Introduction
Competency models are lists that specify sets of behaviours necessary for effective job performance (Campion et al., 2020). Despite their widespread use, they have been strongly criticised, mainly for the lack of consensus regarding their development methodology (Goldman and Scott, 2016) and weak empirical support (Furnham, 2018; Arribas-Aguila et al., 2024). Consequently, a gap persists between models developed internally by organisations and those in the academic literature. Addressing this gap requires models that meet organisational needs while remaining generic enough to capture overlap across leading competency frameworks (Campion et al., 2020; Shippmann et al., 2000).
Purpose
Develop a new model of cross-occupational competencies that are considered important for job performance, integrating empirical data from two sources of evidence.
Method
Two studies were conducted: a panel of 168 HR subject-matter experts and a survey of a representative Spanish sample of 676 employees.
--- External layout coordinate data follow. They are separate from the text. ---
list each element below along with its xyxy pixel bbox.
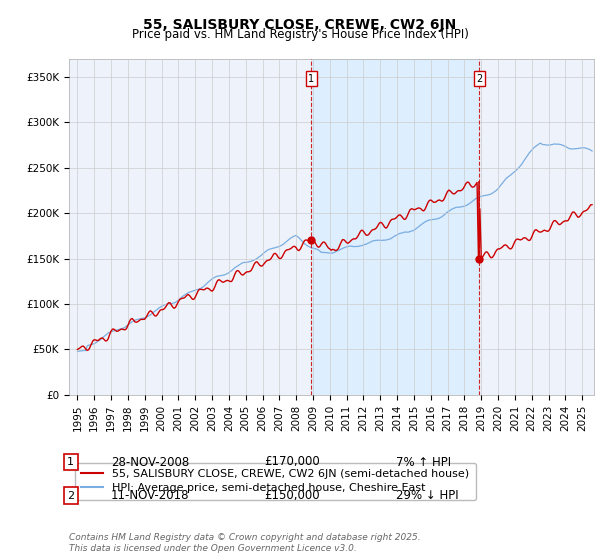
Text: £150,000: £150,000 [264, 489, 320, 502]
Text: 55, SALISBURY CLOSE, CREWE, CW2 6JN: 55, SALISBURY CLOSE, CREWE, CW2 6JN [143, 18, 457, 32]
Text: 1: 1 [67, 457, 74, 467]
Text: 2: 2 [476, 74, 482, 84]
Text: 29% ↓ HPI: 29% ↓ HPI [396, 489, 458, 502]
Text: 2: 2 [67, 491, 74, 501]
Text: Contains HM Land Registry data © Crown copyright and database right 2025.
This d: Contains HM Land Registry data © Crown c… [69, 533, 421, 553]
Legend: 55, SALISBURY CLOSE, CREWE, CW2 6JN (semi-detached house), HPI: Average price, s: 55, SALISBURY CLOSE, CREWE, CW2 6JN (sem… [74, 463, 476, 500]
Text: 11-NOV-2018: 11-NOV-2018 [111, 489, 190, 502]
Text: Price paid vs. HM Land Registry's House Price Index (HPI): Price paid vs. HM Land Registry's House … [131, 28, 469, 41]
Text: 28-NOV-2008: 28-NOV-2008 [111, 455, 189, 469]
Text: 7% ↑ HPI: 7% ↑ HPI [396, 455, 451, 469]
Text: £170,000: £170,000 [264, 455, 320, 469]
Text: 1: 1 [308, 74, 314, 84]
Bar [311, 59, 479, 395]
Both rated the importance of the competencies in the taxonomy developed by Arribas-Aguila et al. (2024) for the successful performance of tasks in four occupational groups consistent with the Spanish National Classification of Occupations (CNO-11): 1) directors and managers; 2) professionals (scientific and intellectual); 3) technicians and associate professionals; and 4) accounting, administrative, and other employees.
Results
A factor-analytic approach was used to extract 21 competencies judged by both experts and employees to be important across all four occupational groups. Using a criterion-based approach, different combinations of competencies from the taxonomy that were important for each specific occupational group were added to these cross-occupational competencies, which together form a new model of general competencies.
Conclusions
The proposed model is consistent with the literature in the field of I/O Psychology and includes competencies rated as highly important for job performance while remaining general and applicable across multiple occupational groups.